David s'enfuit devant son fils, parce qu'il s'est éloigné de la chasteté; il
s'enfuit devant son fils parce qu'il a outragé les saintes lois du mariage; il
s'enfuit devant son fils, parce qu'il a commencé par fuir cette loi de Dieu qui
lui disait: «Vous ne tuerez pas, vous ne commettrez point d'adultère.» (Ez
20,13-14). Il a introduit dans sa maison la brebis d'autrui, et a fait mettre à
mort celui qui en était le pasteur; et, par un juste retour, il voit celui qui
était un agneau dans sa propre maison, s'attaquer à son propre pasteur. Il a
porté la guerre dans la famille d'un autre, et la guerre s'élève contre lui du
sein de sa propre famille. Ce n'est point là une opinion personnelle, c'est
David lui-même qui l'affirme; et qui oserait contredire l'interprétation divine
? Voulez-vous vous convaincre qu'Absalom s'est révolté contre David, parce que
David s'est rendu coupable du meurtre d'Urie, et qu'il a pris sa femme pour
épouse ? Écoutez ce que Dieu lui dit par le prophète Nathan : «Je t'ai sacré roi
sur Israël, et Je t'ai délivré de la main de Saul. Je t'ai mis entre les mains
tout ce que possédait ton seigneur, et je t'ai rendu maître de toute la maison
de Saul et de Juda. Et si cela n'est pas assez, j'étais prêt à y ajouter
beaucoup encore. Pourquoi donc as-tu méprisé le Seigneur, jusqu'à commettre le
mal devant mes Yeux ? Tu as fait périr par l'épée Urie l'Héthéen, tu as pris sa
femme pour épouse. C'est pourquoi l'épée ne sortira jamais de ta maison.» (2
Rois 12,7-11). Tu as séparé par le glaive la maison d'autrui, et je ferai sortir
un glaive vengeur de ta propre maison. «Voici, dit le Seigneur, que je
susciterai le mal contre toi au sein de ta maison.» Ce ne sera point d'ailleurs,
ce ne sera point du dehors, ce sera de ta propre maison elle-même. Le châtiment
sortira de la source même d'où est sorti le péché. C'est donc parce que David
avait commencé par fuir les préceptes du Seigneur et par s'en éloigner, qu'il
est réduit à prendre la fuite devant son fils. «Psaume de David lorsqu'il
s'enfuyait devant son fils Absalom.»
La cause qui a déterminé cette guerre est plus utile à connaître que le récit
de cette guerre elle-même, et le spectacle d'un juste tombé de si haut, nous
avertit de nous préserver d'une chute semblable et d'éviter le châtiment dont
elle a été suivie.

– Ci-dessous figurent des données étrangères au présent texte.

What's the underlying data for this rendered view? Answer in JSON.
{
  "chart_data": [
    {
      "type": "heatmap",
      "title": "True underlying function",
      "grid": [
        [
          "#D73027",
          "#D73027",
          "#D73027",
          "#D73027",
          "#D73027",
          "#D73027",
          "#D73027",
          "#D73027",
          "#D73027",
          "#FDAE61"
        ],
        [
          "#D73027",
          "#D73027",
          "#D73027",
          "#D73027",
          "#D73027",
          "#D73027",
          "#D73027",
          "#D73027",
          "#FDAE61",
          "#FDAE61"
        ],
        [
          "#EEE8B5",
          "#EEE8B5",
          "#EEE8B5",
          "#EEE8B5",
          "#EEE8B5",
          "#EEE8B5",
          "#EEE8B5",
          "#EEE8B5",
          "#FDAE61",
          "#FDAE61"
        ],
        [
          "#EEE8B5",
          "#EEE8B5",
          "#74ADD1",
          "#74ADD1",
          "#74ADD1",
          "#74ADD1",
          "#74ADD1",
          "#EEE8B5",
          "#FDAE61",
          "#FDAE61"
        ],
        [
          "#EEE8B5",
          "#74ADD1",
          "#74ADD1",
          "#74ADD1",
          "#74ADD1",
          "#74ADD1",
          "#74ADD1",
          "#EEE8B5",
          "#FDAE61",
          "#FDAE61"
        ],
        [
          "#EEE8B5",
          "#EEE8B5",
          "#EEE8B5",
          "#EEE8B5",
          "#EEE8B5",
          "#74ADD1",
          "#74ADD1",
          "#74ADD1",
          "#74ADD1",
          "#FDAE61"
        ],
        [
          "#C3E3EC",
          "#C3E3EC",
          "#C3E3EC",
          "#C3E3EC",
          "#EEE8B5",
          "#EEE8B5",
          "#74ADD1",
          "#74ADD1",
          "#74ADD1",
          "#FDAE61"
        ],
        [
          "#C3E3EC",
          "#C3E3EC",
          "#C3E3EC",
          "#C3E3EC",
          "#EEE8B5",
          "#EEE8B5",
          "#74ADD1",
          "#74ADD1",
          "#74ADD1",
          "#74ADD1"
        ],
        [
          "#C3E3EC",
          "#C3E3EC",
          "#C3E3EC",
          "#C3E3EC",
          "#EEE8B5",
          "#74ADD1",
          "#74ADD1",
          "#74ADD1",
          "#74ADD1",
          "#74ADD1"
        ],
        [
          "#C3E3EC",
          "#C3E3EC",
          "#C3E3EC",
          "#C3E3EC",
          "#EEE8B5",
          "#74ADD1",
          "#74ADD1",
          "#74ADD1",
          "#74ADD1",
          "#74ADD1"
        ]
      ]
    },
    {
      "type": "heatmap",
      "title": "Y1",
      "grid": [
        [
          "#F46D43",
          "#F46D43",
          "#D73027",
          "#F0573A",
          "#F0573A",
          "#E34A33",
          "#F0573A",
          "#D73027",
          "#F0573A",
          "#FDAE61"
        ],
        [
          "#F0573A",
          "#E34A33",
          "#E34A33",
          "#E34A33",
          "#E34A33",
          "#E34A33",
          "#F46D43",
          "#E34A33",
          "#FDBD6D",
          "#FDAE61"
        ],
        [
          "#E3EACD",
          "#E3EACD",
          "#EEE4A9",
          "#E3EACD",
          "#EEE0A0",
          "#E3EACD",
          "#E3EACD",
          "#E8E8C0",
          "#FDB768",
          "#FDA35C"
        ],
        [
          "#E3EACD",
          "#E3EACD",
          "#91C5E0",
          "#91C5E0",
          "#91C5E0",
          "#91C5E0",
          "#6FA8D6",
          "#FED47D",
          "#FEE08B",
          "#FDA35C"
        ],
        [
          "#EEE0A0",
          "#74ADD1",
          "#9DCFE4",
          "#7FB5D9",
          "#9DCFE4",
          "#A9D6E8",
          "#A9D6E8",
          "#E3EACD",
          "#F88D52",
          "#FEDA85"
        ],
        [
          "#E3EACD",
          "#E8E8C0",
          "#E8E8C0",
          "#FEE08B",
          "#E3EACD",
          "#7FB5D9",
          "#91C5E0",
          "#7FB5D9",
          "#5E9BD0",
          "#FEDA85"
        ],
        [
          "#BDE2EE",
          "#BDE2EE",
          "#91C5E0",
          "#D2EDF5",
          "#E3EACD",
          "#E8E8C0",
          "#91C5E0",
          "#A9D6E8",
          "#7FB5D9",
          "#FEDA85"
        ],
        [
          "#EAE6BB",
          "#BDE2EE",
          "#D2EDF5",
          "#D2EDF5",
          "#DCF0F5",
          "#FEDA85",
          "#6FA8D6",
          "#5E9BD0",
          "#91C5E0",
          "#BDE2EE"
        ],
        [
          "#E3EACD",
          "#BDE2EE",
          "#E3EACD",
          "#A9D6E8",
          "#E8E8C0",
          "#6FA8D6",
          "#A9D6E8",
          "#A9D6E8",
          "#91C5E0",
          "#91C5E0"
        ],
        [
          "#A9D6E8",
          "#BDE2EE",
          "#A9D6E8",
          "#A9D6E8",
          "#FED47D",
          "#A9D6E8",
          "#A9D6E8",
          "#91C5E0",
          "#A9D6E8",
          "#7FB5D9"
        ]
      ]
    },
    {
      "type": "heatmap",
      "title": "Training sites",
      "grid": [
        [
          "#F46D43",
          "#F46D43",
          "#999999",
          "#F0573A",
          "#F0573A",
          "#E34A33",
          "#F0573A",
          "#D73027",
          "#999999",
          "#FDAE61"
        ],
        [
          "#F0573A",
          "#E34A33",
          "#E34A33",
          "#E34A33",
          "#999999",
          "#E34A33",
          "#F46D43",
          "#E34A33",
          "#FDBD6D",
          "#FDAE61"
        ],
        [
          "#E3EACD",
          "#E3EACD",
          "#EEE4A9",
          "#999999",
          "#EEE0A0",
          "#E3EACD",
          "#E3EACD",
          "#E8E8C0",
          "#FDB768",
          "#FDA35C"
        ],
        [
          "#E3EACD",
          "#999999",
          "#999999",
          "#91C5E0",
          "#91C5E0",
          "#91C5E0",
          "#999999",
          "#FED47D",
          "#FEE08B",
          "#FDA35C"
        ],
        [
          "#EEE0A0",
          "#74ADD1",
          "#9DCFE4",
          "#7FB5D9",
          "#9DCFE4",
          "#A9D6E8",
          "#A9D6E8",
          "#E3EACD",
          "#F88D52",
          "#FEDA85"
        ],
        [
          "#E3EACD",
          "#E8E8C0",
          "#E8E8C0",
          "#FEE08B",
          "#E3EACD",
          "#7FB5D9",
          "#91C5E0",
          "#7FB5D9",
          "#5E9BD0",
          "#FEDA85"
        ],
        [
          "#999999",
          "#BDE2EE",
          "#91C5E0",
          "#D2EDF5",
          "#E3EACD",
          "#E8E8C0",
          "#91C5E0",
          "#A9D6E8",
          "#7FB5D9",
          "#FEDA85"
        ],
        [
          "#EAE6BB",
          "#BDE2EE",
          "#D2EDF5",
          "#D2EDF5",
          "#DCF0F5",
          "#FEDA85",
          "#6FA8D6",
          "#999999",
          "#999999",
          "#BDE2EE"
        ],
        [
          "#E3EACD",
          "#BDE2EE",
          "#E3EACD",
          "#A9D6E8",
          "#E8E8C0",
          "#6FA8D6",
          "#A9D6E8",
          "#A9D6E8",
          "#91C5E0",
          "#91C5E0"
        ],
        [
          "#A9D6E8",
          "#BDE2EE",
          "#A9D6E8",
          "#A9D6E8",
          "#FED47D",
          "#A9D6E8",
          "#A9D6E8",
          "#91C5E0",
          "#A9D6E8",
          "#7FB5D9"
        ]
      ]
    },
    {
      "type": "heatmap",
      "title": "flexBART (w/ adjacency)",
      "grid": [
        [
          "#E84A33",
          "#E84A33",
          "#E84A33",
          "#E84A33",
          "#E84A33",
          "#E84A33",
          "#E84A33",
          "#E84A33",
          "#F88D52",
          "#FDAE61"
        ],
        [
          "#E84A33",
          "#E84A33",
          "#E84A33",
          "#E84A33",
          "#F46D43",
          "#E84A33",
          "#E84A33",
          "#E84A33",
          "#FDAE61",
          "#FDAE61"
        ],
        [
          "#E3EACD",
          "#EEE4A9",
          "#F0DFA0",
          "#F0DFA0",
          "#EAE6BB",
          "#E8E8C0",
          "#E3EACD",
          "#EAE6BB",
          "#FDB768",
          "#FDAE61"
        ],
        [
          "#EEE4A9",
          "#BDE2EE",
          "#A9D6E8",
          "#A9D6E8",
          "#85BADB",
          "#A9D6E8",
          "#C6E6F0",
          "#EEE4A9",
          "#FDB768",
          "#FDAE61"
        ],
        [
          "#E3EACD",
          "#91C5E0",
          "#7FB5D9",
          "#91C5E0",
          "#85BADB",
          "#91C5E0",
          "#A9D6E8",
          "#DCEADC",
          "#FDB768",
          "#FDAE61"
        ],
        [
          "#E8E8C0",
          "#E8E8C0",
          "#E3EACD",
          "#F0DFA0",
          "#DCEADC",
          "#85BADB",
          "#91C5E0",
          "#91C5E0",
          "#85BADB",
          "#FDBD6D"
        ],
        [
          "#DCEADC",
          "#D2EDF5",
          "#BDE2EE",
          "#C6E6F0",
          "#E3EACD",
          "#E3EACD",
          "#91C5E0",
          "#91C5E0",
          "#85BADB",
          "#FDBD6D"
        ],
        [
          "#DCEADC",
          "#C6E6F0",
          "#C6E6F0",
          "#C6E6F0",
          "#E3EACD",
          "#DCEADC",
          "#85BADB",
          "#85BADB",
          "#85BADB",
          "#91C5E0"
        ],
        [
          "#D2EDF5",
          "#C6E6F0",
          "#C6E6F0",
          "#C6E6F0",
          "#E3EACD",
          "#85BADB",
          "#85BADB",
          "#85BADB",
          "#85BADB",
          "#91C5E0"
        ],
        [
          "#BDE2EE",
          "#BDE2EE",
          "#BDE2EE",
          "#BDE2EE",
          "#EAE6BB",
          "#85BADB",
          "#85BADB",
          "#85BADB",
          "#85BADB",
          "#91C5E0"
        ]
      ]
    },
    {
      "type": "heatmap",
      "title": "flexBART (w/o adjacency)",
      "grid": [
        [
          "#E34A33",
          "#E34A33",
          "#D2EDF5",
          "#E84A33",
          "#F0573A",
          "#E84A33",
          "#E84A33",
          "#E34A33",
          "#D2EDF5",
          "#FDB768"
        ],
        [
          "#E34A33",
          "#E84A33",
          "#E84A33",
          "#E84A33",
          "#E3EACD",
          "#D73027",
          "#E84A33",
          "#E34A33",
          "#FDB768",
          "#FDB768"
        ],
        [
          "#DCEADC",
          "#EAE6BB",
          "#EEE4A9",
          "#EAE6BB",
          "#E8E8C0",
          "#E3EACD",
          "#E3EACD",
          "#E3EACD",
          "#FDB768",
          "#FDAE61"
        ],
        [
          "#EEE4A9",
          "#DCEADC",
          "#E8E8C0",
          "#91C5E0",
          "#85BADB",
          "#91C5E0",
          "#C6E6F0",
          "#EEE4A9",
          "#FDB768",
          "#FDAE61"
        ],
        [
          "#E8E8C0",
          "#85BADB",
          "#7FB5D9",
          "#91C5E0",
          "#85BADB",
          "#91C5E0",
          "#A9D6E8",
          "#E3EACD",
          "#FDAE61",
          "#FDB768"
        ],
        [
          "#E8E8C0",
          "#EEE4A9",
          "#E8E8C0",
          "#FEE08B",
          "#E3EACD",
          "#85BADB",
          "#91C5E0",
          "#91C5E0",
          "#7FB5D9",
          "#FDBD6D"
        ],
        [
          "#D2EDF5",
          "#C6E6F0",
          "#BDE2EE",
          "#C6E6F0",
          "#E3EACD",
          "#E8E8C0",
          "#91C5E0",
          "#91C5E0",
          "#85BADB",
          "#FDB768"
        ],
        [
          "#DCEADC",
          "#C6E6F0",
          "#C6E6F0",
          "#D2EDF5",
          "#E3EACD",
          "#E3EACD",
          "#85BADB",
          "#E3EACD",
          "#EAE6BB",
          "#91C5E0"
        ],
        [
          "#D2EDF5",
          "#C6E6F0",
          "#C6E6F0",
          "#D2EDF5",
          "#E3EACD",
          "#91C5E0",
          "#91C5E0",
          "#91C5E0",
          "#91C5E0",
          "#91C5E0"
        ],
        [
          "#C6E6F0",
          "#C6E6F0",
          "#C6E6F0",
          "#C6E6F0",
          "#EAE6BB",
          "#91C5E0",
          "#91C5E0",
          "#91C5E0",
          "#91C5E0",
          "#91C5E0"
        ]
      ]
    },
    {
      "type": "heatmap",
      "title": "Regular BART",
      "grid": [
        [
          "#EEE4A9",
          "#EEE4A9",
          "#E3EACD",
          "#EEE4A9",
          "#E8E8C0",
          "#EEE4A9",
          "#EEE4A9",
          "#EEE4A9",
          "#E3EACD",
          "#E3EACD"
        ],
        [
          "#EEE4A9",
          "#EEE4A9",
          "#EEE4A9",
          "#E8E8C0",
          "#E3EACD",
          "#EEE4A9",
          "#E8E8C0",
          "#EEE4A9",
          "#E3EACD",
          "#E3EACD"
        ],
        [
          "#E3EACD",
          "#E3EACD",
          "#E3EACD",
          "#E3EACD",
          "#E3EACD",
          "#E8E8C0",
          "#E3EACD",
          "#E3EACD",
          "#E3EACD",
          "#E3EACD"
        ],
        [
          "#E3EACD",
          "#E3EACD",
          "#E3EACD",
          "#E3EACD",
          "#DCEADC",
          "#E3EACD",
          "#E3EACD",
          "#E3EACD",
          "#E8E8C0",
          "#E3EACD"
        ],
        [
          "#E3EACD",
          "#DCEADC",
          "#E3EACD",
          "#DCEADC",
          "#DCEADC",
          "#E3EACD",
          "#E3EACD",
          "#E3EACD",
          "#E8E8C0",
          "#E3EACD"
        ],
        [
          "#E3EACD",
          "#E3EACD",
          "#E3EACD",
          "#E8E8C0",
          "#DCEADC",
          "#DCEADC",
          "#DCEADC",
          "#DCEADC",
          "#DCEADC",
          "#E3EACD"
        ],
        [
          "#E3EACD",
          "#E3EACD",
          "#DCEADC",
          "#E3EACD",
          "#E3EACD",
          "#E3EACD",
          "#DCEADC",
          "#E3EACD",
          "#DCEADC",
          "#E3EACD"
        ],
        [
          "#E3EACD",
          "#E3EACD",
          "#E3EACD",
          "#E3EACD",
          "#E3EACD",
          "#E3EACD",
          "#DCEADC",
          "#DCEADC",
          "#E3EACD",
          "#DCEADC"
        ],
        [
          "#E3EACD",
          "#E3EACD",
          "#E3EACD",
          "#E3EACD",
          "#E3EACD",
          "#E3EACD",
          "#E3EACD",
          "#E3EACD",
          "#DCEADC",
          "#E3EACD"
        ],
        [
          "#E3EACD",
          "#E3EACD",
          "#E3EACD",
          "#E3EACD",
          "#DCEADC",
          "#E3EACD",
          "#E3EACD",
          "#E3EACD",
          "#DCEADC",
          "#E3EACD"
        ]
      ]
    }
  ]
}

Combien, en effet, jusqu'à ce jour, ont à soutenir des
guerres dans leur intérieur ? L'un est attaqué par son épouse, l'autre est
assiégé par son fils; celui-ci est dominé par son frère, celui-là par son
serviteur; tous sont exposés à des peines, à des tribulations, à des luttes
incessantes, obligés de lutter et de soutenir mille combats; et aucun d'entr'eux
ne réfléchit sérieusement en lui-même et ne se dit : Si je n'avais premièrement
semé des crimes, jamais les épines et les ronces n'auraient poussé dans ma
maison; si je n'y avais déposé des étincelles de péché, jamais elle ne serait
devenue la proie des flammes. Que les calamités personnelles soient les tristes
fruits des péchés, et que Dieu choisisse des bourreaux domestiques pour
tourmenter les pécheurs, c'est ce qui nous est attesté par la sainte Écriture,
dont l'autorité n'a rien qui l'égale. Ton épouse te fait la guerre, elle se
présente à toi, lorsque tu entres, comme une bête féroce, elle aiguise sa langue
comme un glaive. C'est chose bien pénible assurément d'avoir un auxiliaire pour
ennemi; mais examine-toi bien toi-même. N'as-tu jamais dans ta jeunesse rien
médité contre une femme ? La blessure faite en outrageant une femme, ne
serait-elle pas ainsi guérie par une autre, et ton propre épouse ne
remplirait-elle pas l'office d'un sage médecin en pansant des plaies qui sont
l'ouvrage d'une autre ? Elle ignore ce qu'elle fait en portant le fer dans tes
plaies, mais le divin médecin le sait. Dieu se sert de ton épouse contre toi
comme d'un instrument tranchant. Le fer ne sait pas ce qu'il fait; le médecin
connaît la guérison qui doit être le résultat de l'opération. Ainsi, l'épouse
qui frappe aussi bien que l'époux qui est frappé, ignorent la cause du coup
porté; Dieu, qui est le souverain médecin, connaît bien cette cause.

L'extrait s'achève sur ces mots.